Sie sind aus dem städtischen Alltag nicht mehr wegzudenken. Menschen tragen sie unterwegs im öffentlichen Verkehr, im Fitnessstudio, während des Joggens oder verbotenerweise auch auf Fahrrädern: Die Kopfhörer. Auffällig sind die grossen Muschelkopfhörer, die häufig in knalligen Farben die Köpfe junger Menschen schmücken. Unauffällig hingegen sind die kleinen Stöpsel, die in den Ohren stecken. In der Öffentlichkeit bewegen sich immer mehr Menschen mit diesem modernen Kopfschmuck.
Die Wahrnehmung beeinflussen
Mit dem Aufkommen des Walkmans in den 80er-Jahren schafften die Kopfhörer den Durchbruch. Heute haben sie sich vom Gebrauchsgegenstand hin zum modischen Accessoire gewandelt – was auch mit den immer günstigeren und kleineren MP3-Playern und Smartphones zu tun hat.
Aber das Musikhören unterwegs ist noch mehr. Es ermöglicht uns nicht nur den eigenen Soundtrack zusammenzustellen und stets dabei zu haben, sondern es ist eine Kulturtechnik, die die persönliche Wahrnehmung der Welt beeinflusst.

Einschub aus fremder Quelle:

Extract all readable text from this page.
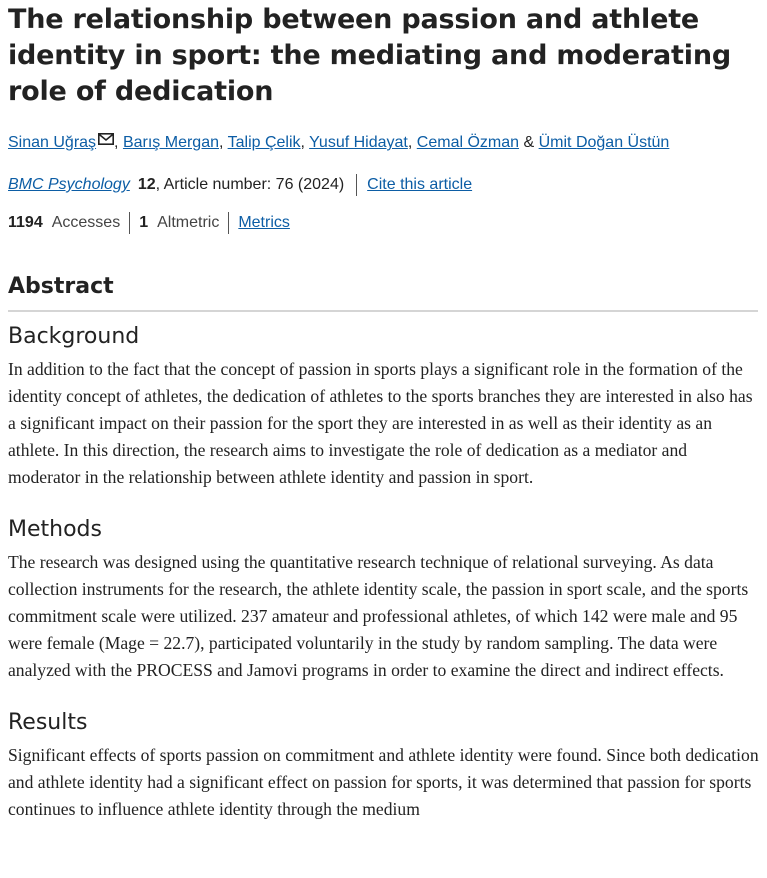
The relationship between passion and athlete identity in sport: the mediating and moderating role of dedication
Sinan Uğraş , Barış Mergan, Talip Çelik, Yusuf Hidayat, Cemal Özman & Ümit Doğan Üstün
BMC Psychology 12 , Article number: 76 (2024) Cite this article
1194 Accesses 1 Altmetric Metrics
Abstract
Background

In addition to the fact that the concept of passion in sports plays a significant role in the formation of the identity concept of athletes, the dedication of athletes to the sports branches they are interested in also has a significant impact on their passion for the sport they are interested in as well as their identity as an athlete. In this direction, the research aims to investigate the role of dedication as a mediator and moderator in the relationship between athlete identity and passion in sport.

Methods

The research was designed using the quantitative research technique of relational surveying. As data collection instruments for the research, the athlete identity scale, the passion in sport scale, and the sports commitment scale were utilized. 237 amateur and professional athletes, of which 142 were male and 95 were female (Mage = 22.7), participated voluntarily in the study by random sampling. The data were analyzed with the PROCESS and Jamovi programs in order to examine the direct and indirect effects.

Results

Significant effects of sports passion on commitment and athlete identity were found. Since both dedication and athlete identity had a significant effect on passion for sports, it was determined that passion for sports continues to influence athlete identity through the medium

Doch wieso wollen Menschen von Musik begleitet werden? Sie wirkt beruhigend, wenn der Vater dem Kind ein Schlaflied singt; sie aktiviert, wenn wir schnelle Rhythmen während körperlicher Aktivitäten hören. Melodien beeinflussen das vegetative Nervensystem und unsere Gefühle. Sie bringen uns zum Lachen, Weinen, Nachdenken, Träumen und lassen uns in Erinnerungen schwelgen. Musik hat Kraft.
Keine soziale Abwehrfunktion
Wollen sich Menschen mit portabler Musik im Ohr von der Realität abgrenzen? Stefan Niklas bezeichnet dies in seinem Buch «Die Kopfhörerin: Mobiles Musikhören als ästhetische Erfahrung» als einen Mythos. «Das Kopfhören auf den Aspekt der sozialen Abwehrfunktion zu reduzieren oder sogar als sozial-interaktive Verkümmerung zu übertreiben, kann sich jedenfalls nicht auf eine ernsthafte Beschreibung, sondern lediglich auf Vorurteile stützen», schreibt der Kulturphilosoph. Kopfhören sei Ausdruck eines historisch entstandenen Bedürfnisses nach Musik im Alltag, das so schnell nicht wieder verschwinden werde.
Musik lässt uns in die eigene Welt abtauchen. Sie verwandelt die langweilige Tramfahrt in eine Filmsequenz mit persönlichem Soundtrack. Der Ohrwurm der letzten Strandferien erinnert uns an das Rauschen des Meeres und den salzigen Geschmack auf der Haut. Der Alltag ist für einen Augenblick vergessen. Anderseits überhören wir (gewollt oder ungewollt) die Frage eines Mitmenschen, ihm beim Ausstieg aus dem Tram zu helfen.
Der persönliche Soundtrack ist ein Phänomen unserer wachsenden Individualität, der die Geräuschkulisse der Natur übertönt: die singenden Vögel, die rauschenden Flüsse, die manchmal belanglosen, manchmal interessanten Gespräche unserer Mitmenschen oder einfach die Stille, die uns unseren eigenen Atem hören lässt. Dieser Soundtrack der Natur ist so vielseitig wie jede von uns zusammengestellte Playlist, der sich aber nicht auf Knopfdruck abrufen lässt.